There may, however, be circumstances in which a public relations practitioner might adopt one of those styles or another. But, in their day-to-day writing, neither the appearance nor the language of their documents should reveal that they were written for public relations purposes. Quite the contrary. Hunt and Grunig's textbooks contend: "The best PR writing blends into context by adopting a style and tone consistent with the medium chosen for its dissemination... PR writing is doing its job when the audience never stops to think `This is good PR writing.'"

Public relations writing should be driven by its purpose, not by its style, although its style should be suitable for its target audience and circumstances.

The most important thing about writing for public relations is to remember it's writing aimed at achieving a specific goal. It is not writing for writing's sake; nor is it writing solely for the sake of getting published.

The practitioner's role is not to churn out page after page of writing. It's to help the organization gain recognition, present its interests, and establish its integrity and credibility. Insofar as writing helps the practitioner do that, it's a valid public relations task. But, if your writing doesn't further these aims, it's merely a distraction from what your real purpose should be.

You're not in school any longer. Don't write like you are!

Rudolf Flesch, a reading/writing guru who published dozens of books and hundreds of trade journal articles about business writing in the mid-20th century, concluded that most people in business don't view writing as a helpful tool for achieving their desired ends. Instead, they see it as a chore or, worse yet, as a hurdle they have to overcome.

In his 1974 classic On Business Communications: How to Say What You Mean in Plain English, Flesch wrote: "Right now, whenever you sit down to write or dictate a letter or report, you simply do it the way you've always done it, continuing habits that go back to your early school days and unconsciously try to please a teacher or get high marks on a test... You're writing a composition by the rules of the `English Composition Game' you were taught to play in school... (But,) You have to learn that this game isn't played in real life... The kind of writing you do every day - and receive in your incoming mail - may be flawless as a school composition, but from the point of view of a writing pro, it's probably hopelessly bad."

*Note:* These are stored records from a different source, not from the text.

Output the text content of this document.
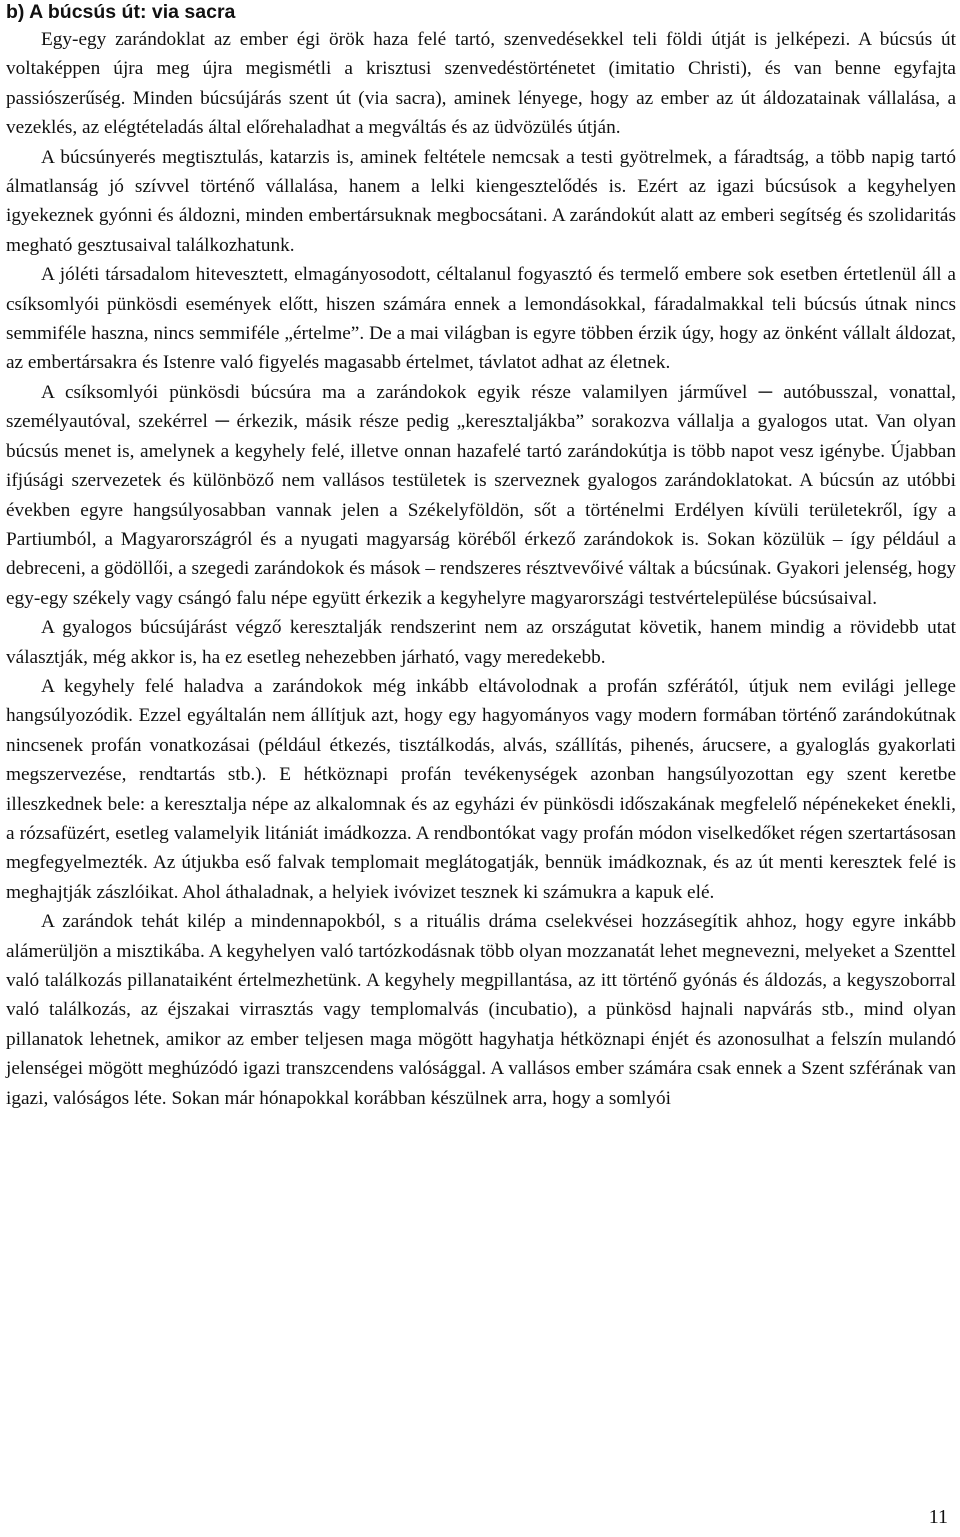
b) A búcsús út: via sacra

Egy-egy zarándoklat az ember égi örök haza felé tartó, szenvedésekkel teli földi útját is jelképezi. A búcsús út voltaképpen újra meg újra megismétli a krisztusi szenvedéstörténetet (imitatio Christi), és van benne egyfajta passiószerűség. Minden búcsújárás szent út (via sacra), aminek lényege, hogy az ember az út áldozatainak vállalása, a vezeklés, az elégtételadás által előrehaladhat a megváltás és az üdvözülés útján.

A búcsúnyerés megtisztulás, katarzis is, aminek feltétele nemcsak a testi gyötrelmek, a fáradtság, a több napig tartó álmatlanság jó szívvel történő vállalása, hanem a lelki kiengesztelődés is. Ezért az igazi búcsúsok a kegyhelyen igyekeznek gyónni és áldozni, minden embertársuknak megbocsátani. A zarándokút alatt az emberi segítség és szolidaritás megható gesztusaival találkozhatunk.

A jóléti társadalom hitevesztett, elmagányosodott, céltalanul fogyasztó és termelő embere sok esetben értetlenül áll a csíksomlyói pünkösdi események előtt, hiszen számára ennek a lemondásokkal, fáradalmakkal teli búcsús útnak nincs semmiféle haszna, nincs semmiféle „értelme”. De a mai világban is egyre többen érzik úgy, hogy az önként vállalt áldozat, az embertársakra és Istenre való figyelés magasabb értelmet, távlatot adhat az életnek.

A csíksomlyói pünkösdi búcsúra ma a zarándokok egyik része valamilyen járművel ─ autóbusszal, vonattal, személyautóval, szekérrel ─ érkezik, másik része pedig „keresztaljákba” sorakozva vállalja a gyalogos utat. Van olyan búcsús menet is, amelynek a kegyhely felé, illetve onnan hazafelé tartó zarándokútja is több napot vesz igénybe. Újabban ifjúsági szervezetek és különböző nem vallásos testületek is szerveznek gyalogos zarándoklatokat. A búcsún az utóbbi években egyre hangsúlyosabban vannak jelen a Székelyföldön, sőt a történelmi Erdélyen kívüli területekről, így a Partiumból, a Magyarországról és a nyugati magyarság köréből érkező zarándokok is. Sokan közülük – így például a debreceni, a gödöllői, a szegedi zarándokok és mások – rendszeres résztvevőivé váltak a búcsúnak. Gyakori jelenség, hogy egy-egy székely vagy csángó falu népe együtt érkezik a kegyhelyre magyarországi testvértelepülése búcsúsaival.

A gyalogos búcsújárást végző keresztalják rendszerint nem az országutat követik, hanem mindig a rövidebb utat választják, még akkor is, ha ez esetleg nehezebben járható, vagy meredekebb.

A kegyhely felé haladva a zarándokok még inkább eltávolodnak a profán szférától, útjuk nem evilági jellege hangsúlyozódik. Ezzel egyáltalán nem állítjuk azt, hogy egy hagyományos vagy modern formában történő zarándokútnak nincsenek profán vonatkozásai (például étkezés, tisztálkodás, alvás, szállítás, pihenés, árucsere, a gyaloglás gyakorlati megszervezése, rendtartás stb.). E hétköznapi profán tevékenységek azonban hangsúlyozottan egy szent keretbe illeszkednek bele: a keresztalja népe az alkalomnak és az egyházi év pünkösdi időszakának megfelelő népénekeket énekli, a rózsafüzért, esetleg valamelyik litániát imádkozza. A rendbontókat vagy profán módon viselkedőket régen szertartásosan megfegyelmezték. Az útjukba eső falvak templomait meglátogatják, bennük imádkoznak, és az út menti keresztek felé is meghajtják zászlóikat. Ahol áthaladnak, a helyiek ivóvizet tesznek ki számukra a kapuk elé.

A zarándok tehát kilép a mindennapokból, s a rituális dráma cselekvései hozzásegítik ahhoz, hogy egyre inkább alámerüljön a misztikába. A kegyhelyen való tartózkodásnak több olyan mozzanatát lehet megnevezni, melyeket a Szenttel való találkozás pillanataiként értelmezhetünk. A kegyhely megpillantása, az itt történő gyónás és áldozás, a kegyszoborral való találkozás, az éjszakai virrasztás vagy templomalvás (incubatio), a pünkösd hajnali napvárás stb., mind olyan pillanatok lehetnek, amikor az ember teljesen maga mögött hagyhatja hétköznapi énjét és azonosulhat a felszín mulandó jelenségei mögött meghúzódó igazi transzcendens valósággal. A vallásos ember számára csak ennek a Szent szférának van igazi, valóságos léte. Sokan már hónapokkal korábban készülnek arra, hogy a somlyói

11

Public relations practitioners should be beyond writing a composition to get a good grade. They should write concise, goal-oriented prose aimed at reaching specific objectives, and they should know the best way to do that is to get right to the point.

Beginning at the beginning and proceeding chronologically to the end may be good for nursery rhymes, novels, and movies, but not for business writing. Good business writers don't satisfy their readers with one fact leading to another until reach they finally reach a conclusion. They do it by stating the conclusion up front and then offering supporting evidence. It comes across as being well-informed, confident, and decisive.

Public relations writing is business writing, and Flesch said, "There's a long-standing business cliche that time is money. Don't waste either one by setting the scene and providing background before you get to the main point. Jump right in... Tell the most important information first, and then the rest of it in decreasing order of importance." If you need to provide background or clarify points, do it after you've presented the main point, not while you're leading up to it.

Honoring the "Time is money" adage, written documents should be as short as possible while including all necessary information.

Perhaps the best way to make this point, which can be boiled down to two words - Be concise. - is to quote another classic book on writing The Elements of Style by William Strunk, Jr. and E.B. White. Its successive updated editions have been beloved by journalists and quoted by editors for almost 90 years.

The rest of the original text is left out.